On ne se rend même plus compte que nous sommes des sortes de "désémergents"...
En réalité, nous sommes dans une sorte de déconstruction de Derrida et je crois
beaucoup à la jeunesse et à la résurgence de l'esprit européen, aux forces
de l'esprit, mais nous avons une contrition - au sens catholique et apostolique - à faire, car
nous ne nous sommes pas rendu compte de ce qui s'est passé. Nous ne sommes pas dans les années
70 avec le Maghreb, mais dans un XXIème siècle qui bouleverse tout, une lame de fond sans
pareille, dans lequel il faut que nous apprenions avec humilité qu'il existe un ailleurs. Notre
regard ne doit pas normaliser le monde à travers la finance ou la science... Il faut relire Ijévi-Strauss,
qui vient de mourir et qui, en tant qu'anthropologue, a dit un mot qui résume toute l'histoire
: "Le passeur".
Pourquoi n'avez-vous jamais quitté la France ?

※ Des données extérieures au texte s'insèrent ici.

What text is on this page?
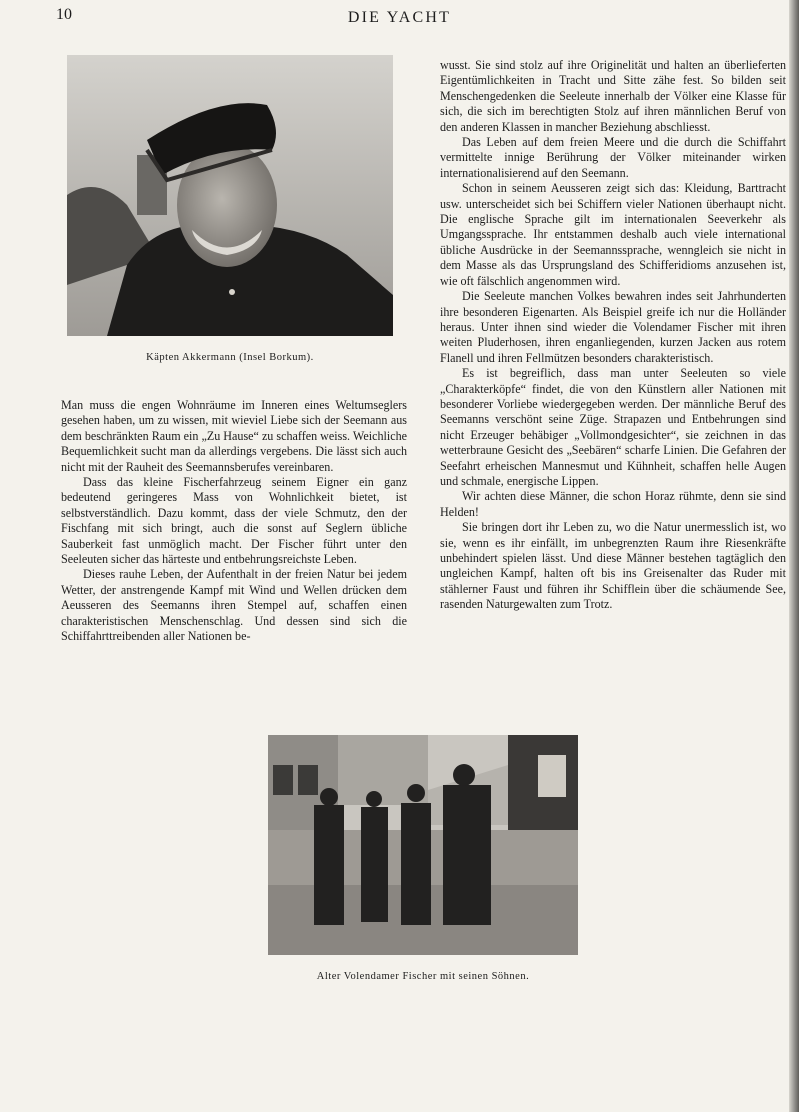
10	DIE YACHT
Käpten Akkermann (Insel Borkum).

Man muss die engen Wohnräume im Inneren eines Weltumseglers gesehen haben, um zu wissen, mit wieviel Liebe sich der Seemann aus dem beschränkten Raum ein „Zu Hause“ zu schaffen weiss. Weichliche Bequemlichkeit sucht man da allerdings vergebens. Die lässt sich auch nicht mit der Rauheit des Seemannsberufes vereinbaren.

Dass das kleine Fischerfahrzeug seinem Eigner ein ganz bedeutend geringeres Mass von Wohnlichkeit bietet, ist selbstverständlich. Dazu kommt, dass der viele Schmutz, den der Fischfang mit sich bringt, auch die sonst auf Seglern übliche Sauberkeit fast unmöglich macht. Der Fischer führt unter den Seeleuten sicher das härteste und entbehrungsreichste Leben.

Dieses rauhe Leben, der Aufenthalt in der freien Natur bei jedem Wetter, der anstrengende Kampf mit Wind und Wellen drücken dem Aeusseren des Seemanns ihren Stempel auf, schaffen einen charakteristischen Menschenschlag. Und dessen sind sich die Schiffahrttreibenden aller Nationen be-

wusst. Sie sind stolz auf ihre Originelität und halten an überlieferten Eigentümlichkeiten in Tracht und Sitte zähe fest. So bilden seit Menschengedenken die Seeleute innerhalb der Völker eine Klasse für sich, die sich im berechtigten Stolz auf ihren männlichen Beruf von den anderen Klassen in mancher Beziehung abschliesst.

Das Leben auf dem freien Meere und die durch die Schiffahrt vermittelte innige Berührung der Völker miteinander wirken internationalisierend auf den Seemann.

Schon in seinem Aeusseren zeigt sich das: Kleidung, Barttracht usw. unterscheidet sich bei Schiffern vieler Nationen überhaupt nicht. Die englische Sprache gilt im internationalen Seeverkehr als Umgangssprache. Ihr entstammen deshalb auch viele international übliche Ausdrücke in der Seemannssprache, wenngleich sie nicht in dem Masse als das Ursprungsland des Schifferidioms anzusehen ist, wie oft fälschlich angenommen wird.

Die Seeleute manchen Volkes bewahren indes seit Jahrhunderten ihre besonderen Eigenarten. Als Beispiel greife ich nur die Holländer heraus. Unter ihnen sind wieder die Volendamer Fischer mit ihren weiten Pluderhosen, ihren enganliegenden, kurzen Jacken aus rotem Flanell und ihren Fellmützen besonders charakteristisch.

Es ist begreiflich, dass man unter Seeleuten so viele „Charakterköpfe“ findet, die von den Künstlern aller Nationen mit besonderer Vorliebe wiedergegeben werden. Der männliche Beruf des Seemanns verschönt seine Züge. Strapazen und Entbehrungen sind nicht Erzeuger behäbiger „Vollmondgesichter“, sie zeichnen in das wetterbraune Gesicht des „Seebären“ scharfe Linien. Die Gefahren der Seefahrt erheischen Mannesmut und Kühnheit, schaffen helle Augen und schmale, energische Lippen.

Wir achten diese Männer, die schon Horaz rühmte, denn sie sind Helden!

Sie bringen dort ihr Leben zu, wo die Natur unermesslich ist, wo sie, wenn es ihr einfällt, im unbegrenzten Raum ihre Riesenkräfte unbehindert spielen lässt. Und diese Männer bestehen tagtäglich den ungleichen Kampf, halten oft bis ins Greisenalter das Ruder mit stählerner Faust und führen ihr Schifflein über die schäumende See, rasenden Naturgewalten zum Trotz.

Alter Volendamer Fischer mit seinen Söhnen.
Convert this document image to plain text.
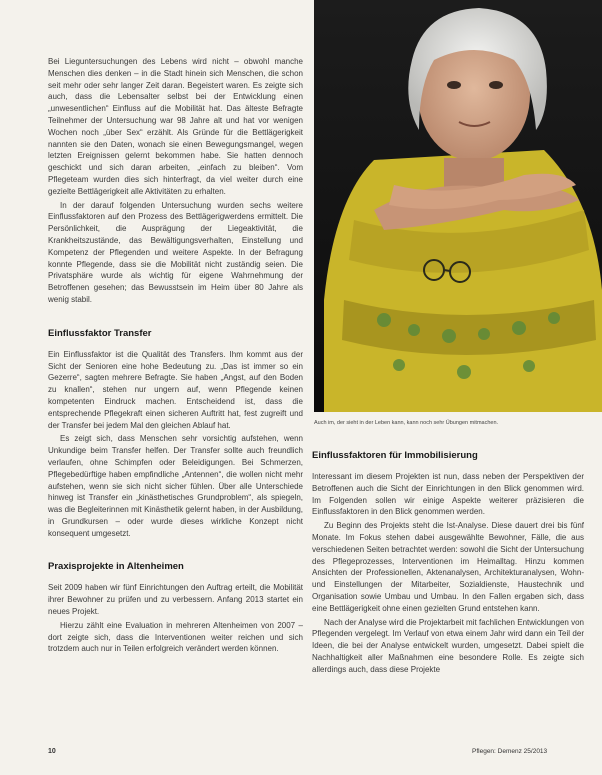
Bei Lieguntersuchungen des Lebens wird nicht – obwohl manche Menschen dies denken – in die Stadt hinein sich Menschen, die schon seit mehr oder sehr langer Zeit daran. Begeistert waren. Es zeigte sich auch, dass die Lebensalter selbst bei der Entwicklung einen „unwesentlichen“ Einfluss auf die Mobilität hat. Das älteste Befragte Teilnehmer der Untersuchung war 98 Jahre alt und hat vor wenigen Wochen noch „über Sex“ erzählt. Als Gründe für die Bettlägerigkeit nannten sie den Daten, wonach sie einen Bewegungsmangel, wegen letzten Ereignissen gelernt bekommen habe. Sie hatten dennoch geschickt und sich daran arbeiten, „einfach zu bleiben“. Vom Pflegeteam wurden dies sich hinterfragt, da viel weiter durch eine gezielte Bettlägerigkeit alle Aktivitäten zu erhalten.

In der darauf folgenden Untersuchung wurden sechs weitere Einflussfaktoren auf den Prozess des Bettlägerigwerdens ermittelt. Die Persönlichkeit, die Ausprägung der Liegeaktivität, die Krankheitszustände, das Bewältigungsverhalten, Einstellung und Kompetenz der Pflegenden und weitere Aspekte. In der Befragung konnte Pflegende, dass sie die Mobilität nicht zuständig seien. Die Privatsphäre wurde als wichtig für eigene Wahrnehmung der Betroffenen gesehen; das Bewusstsein im Heim über 80 Jahre als wenig stabil.

Einflussfaktor Transfer

Ein Einflussfaktor ist die Qualität des Transfers. Ihm kommt aus der Sicht der Senioren eine hohe Bedeutung zu. „Das ist immer so ein Gezerre“, sagten mehrere Befragte. Sie haben „Angst, auf den Boden zu knallen“, stehen nur ungern auf, wenn Pflegende keinen kompetenten Eindruck machen. Entscheidend ist, dass die entsprechende Pflegekraft einen sicheren Auftritt hat, fest zugreift und der Transfer bei jedem Mal den gleichen Ablauf hat.

Es zeigt sich, dass Menschen sehr vorsichtig aufstehen, wenn Unkundige beim Transfer helfen. Der Transfer sollte auch freundlich verlaufen, ohne Schimpfen oder Beleidigungen. Bei Schmerzen, Pflegebedürftige haben empfindliche „Antennen“, die wollen nicht mehr aufstehen, wenn sie sich nicht sicher fühlen. Über alle Unterschiede hinweg ist Transfer ein „kinästhetisches Grundproblem“, als spiegeln, was die Begleiterinnen mit Kinästhetik gelernt haben, in der Ausbildung, in Grundkursen – oder wurde dieses wirkliche Konzept nicht konsequent umgesetzt.

Praxisprojekte in Altenheimen

Seit 2009 haben wir fünf Einrichtungen den Auftrag erteilt, die Mobilität ihrer Bewohner zu prüfen und zu verbessern. Anfang 2013 startet ein neues Projekt.

Hierzu zählt eine Evaluation in mehreren Altenheimen von 2007 – dort zeigte sich, dass die Interventionen weiter reichen und sich trotzdem auch nur in Teilen erfolgreich verändert werden können.

Auch im, der sieht in der Leben kann, kann noch sehr Übungen mitmachen.

Einflussfaktoren für Immobilisierung

Interessant im diesem Projekten ist nun, dass neben der Perspektiven der Betroffenen auch die Sicht der Einrichtungen in den Blick genommen wird. Im Folgenden sollen wir einige Aspekte weiterer präzisieren die Einflussfaktoren in den Blick genommen werden.

Zu Beginn des Projekts steht die Ist-Analyse. Diese dauert drei bis fünf Monate. Im Fokus stehen dabei ausgewählte Bewohner, Fälle, die aus verschiedenen Seiten betrachtet werden: sowohl die Sicht der Untersuchung des Pflegeprozesses, Interventionen im Heimalltag. Hinzu kommen Ansichten der Professionellen, Aktenanalysen, Architekturanalysen, Wohn- und Einstellungen der Mitarbeiter, Sozialdienste, Haustechnik und Organisation sowie Umbau und Umbau. In den Fallen ergaben sich, dass eine Bettlägerigkeit ohne einen gezielten Grund entstehen kann.

Nach der Analyse wird die Projektarbeit mit fachlichen Entwicklungen von Pflegenden vergelegt. Im Verlauf von etwa einem Jahr wird dann ein Teil der Ideen, die bei der Analyse entwickelt wurden, umgesetzt. Dabei spielt die Nachhaltigkeit aller Maßnahmen eine besondere Rolle. Es zeigte sich allerdings auch, dass diese Projekte

10	Pflegen: Demenz 25/2013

Je suis dans ma Demeure du Chaos...
Mais on vous fait plein de misères...
Oui, mais c'est un univers particulier, dans lequel il y a des milliers d'oeuvres d'art et dans lequel
nous sommes reliés au monde. Quelque part, nous sommes là et là bas à la
fois... Nous avons ce regard du monde, qui est plein d'amour pour l'Est et l'Ouest en essayant d'imaginer
qu'il peut y avoir une rencontre, un nouveau carrefour d'échanges, vers 2010-2015 entre l'Est
et l'Ouest... Je crois que l'Occident est face à un véritable challenge : Où sommes-nous
? Que faisons-nous ? Il y a un acte de réflexion, une sorte d'analyse lacanienne sur nous-mêmes
qui doit être très violente et dont on ne sortira pas indemne. L'Internet en est la mutation
exacte. Le monde a évolué plus rapidement ces vingt dernières années qu'au
cours de ces trois derniers siècles. Il faut l'entendre. L'art peut nous permettre d'acquérir
cette conscience... L'art, c'est d'abord un supplément d'âme, c'est quelque chose qui par
nature n'est pas normalisé et par nature en rupture avec le contrat social. L'art, c'est un refouloir,
un sentiment dans lequel on peut encore trouver quelque chose.